The tea smelled familiar. I winced from the pungent floral aroma before my eyes widened in shock.
“Ricinus communis,” I stated. “Castor bean.”
Her gray eyes stilled before she canted her head, giving me her full attention. “How?—”
“It’s in your tea. I can smell it,” I said, watching her movements.
“Does it taste familiar, Artemi?” She was taunting me.
Every muscle in my body stilled.
What was I supposed to do now? My gut told me to kill her, but I needed to know how she knew first. I needed Eli.
“You drink a lot of poison?” I asked, moving to sit in the wooden chair next to her. I needed to know what all she knew.
The woman raised her teacup as she eyed me. “Business is bad, and unwanted fae keep breaking into my wolf’s bedroom. Can’t take it anymore,” she said sarcastically.
Wolf’sroom? That hadn’t sounded like any wolf I’d ever heard. I looked around the shop at the faces of the shoppers as they read labels and darted sideways glances at the front door.
“Business doesn’t look bad. I wonder, do fae have morgues? If so, you should warn them that a large number of husbands and lovers are about to be dead.” I turned back to her. “How did you know what I am?”
She wrinkled her brow at me before the lines softened and her eyes grew sad. “I’ve been around,” she answered.

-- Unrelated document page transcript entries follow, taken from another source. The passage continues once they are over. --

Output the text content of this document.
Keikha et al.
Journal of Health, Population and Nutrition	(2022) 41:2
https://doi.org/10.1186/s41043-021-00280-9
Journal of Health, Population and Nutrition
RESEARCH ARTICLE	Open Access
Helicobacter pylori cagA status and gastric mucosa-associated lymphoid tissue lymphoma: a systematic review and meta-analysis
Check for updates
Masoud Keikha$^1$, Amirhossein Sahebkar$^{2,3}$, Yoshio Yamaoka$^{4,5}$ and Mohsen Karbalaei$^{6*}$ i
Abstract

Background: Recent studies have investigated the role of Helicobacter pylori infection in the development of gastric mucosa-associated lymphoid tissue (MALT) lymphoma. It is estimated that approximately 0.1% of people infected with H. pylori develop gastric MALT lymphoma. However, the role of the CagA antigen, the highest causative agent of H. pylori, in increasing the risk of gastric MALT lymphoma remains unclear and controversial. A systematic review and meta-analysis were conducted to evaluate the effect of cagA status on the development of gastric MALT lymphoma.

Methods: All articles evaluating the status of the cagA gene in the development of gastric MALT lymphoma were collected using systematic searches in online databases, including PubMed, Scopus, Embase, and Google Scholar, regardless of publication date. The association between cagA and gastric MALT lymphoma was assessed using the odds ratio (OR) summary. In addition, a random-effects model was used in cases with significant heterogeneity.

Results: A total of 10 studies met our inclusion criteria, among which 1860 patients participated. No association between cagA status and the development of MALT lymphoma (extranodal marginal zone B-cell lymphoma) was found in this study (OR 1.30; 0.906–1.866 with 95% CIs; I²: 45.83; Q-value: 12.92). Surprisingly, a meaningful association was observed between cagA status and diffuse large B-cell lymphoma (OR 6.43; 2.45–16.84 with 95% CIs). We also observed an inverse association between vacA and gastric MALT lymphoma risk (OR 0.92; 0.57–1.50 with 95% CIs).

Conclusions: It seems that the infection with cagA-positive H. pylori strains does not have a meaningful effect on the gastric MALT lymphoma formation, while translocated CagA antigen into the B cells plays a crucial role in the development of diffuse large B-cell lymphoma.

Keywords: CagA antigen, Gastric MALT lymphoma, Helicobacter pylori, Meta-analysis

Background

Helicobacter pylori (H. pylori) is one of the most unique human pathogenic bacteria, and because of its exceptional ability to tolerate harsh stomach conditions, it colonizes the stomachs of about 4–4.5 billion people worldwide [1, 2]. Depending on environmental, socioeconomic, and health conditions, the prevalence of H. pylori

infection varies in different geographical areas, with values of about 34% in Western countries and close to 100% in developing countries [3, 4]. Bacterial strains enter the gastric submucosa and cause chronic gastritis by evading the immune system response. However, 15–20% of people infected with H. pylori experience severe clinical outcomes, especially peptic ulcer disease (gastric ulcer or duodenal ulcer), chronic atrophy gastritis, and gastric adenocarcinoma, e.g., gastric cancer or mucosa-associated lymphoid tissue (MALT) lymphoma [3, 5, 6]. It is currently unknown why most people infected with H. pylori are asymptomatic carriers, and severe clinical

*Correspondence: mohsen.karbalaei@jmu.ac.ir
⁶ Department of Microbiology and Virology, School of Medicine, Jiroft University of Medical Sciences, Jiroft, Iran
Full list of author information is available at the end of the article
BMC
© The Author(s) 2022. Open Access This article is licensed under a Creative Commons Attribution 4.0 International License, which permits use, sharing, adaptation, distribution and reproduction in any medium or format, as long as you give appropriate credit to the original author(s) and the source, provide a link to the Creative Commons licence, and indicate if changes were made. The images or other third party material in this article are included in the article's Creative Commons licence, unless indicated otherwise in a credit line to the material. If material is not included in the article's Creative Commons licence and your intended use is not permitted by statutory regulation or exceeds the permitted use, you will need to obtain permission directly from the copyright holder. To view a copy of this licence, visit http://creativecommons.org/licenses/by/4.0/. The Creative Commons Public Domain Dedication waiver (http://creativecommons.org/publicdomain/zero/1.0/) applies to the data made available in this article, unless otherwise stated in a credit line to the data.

I watched the crowd filter through the shop, noticing a younger woman with the same complexion and dorsal hump in the structure of her nose as the old woman. She wore an apron and walked around, talking to the women, measuring out their purchases, and taking their money.
“You’re over-steeping your castor beans. I guess probably the aconite as well,” I said as I leaned back, getting a little more comfortable. I needed to gauge her reaction.
“You don’t know shit about sh?—”
“I’m guessing that you’re practicing mithridatism: self-administering small amounts of the poisons you’re selling in an effort to develop immunity in case one of the many enemies you or your clients have tries to poison you,” I stated. My terrified and chaotic nerves were settling with the calm distraction of something I knew and knew well.
The woman’s face creased with a small smile.
“You’ve been over-steeping your herbs while doing so though and giving yourself liver damage.” I paused to look at her arms. “From my guess, it’s probably pretty severe. Your body is unable to develop a metabolic tolerance, so it’s causing cirrhosis of the liver.”
Her smile fell as she stared at me with glittering eyes, absently scratching her arm.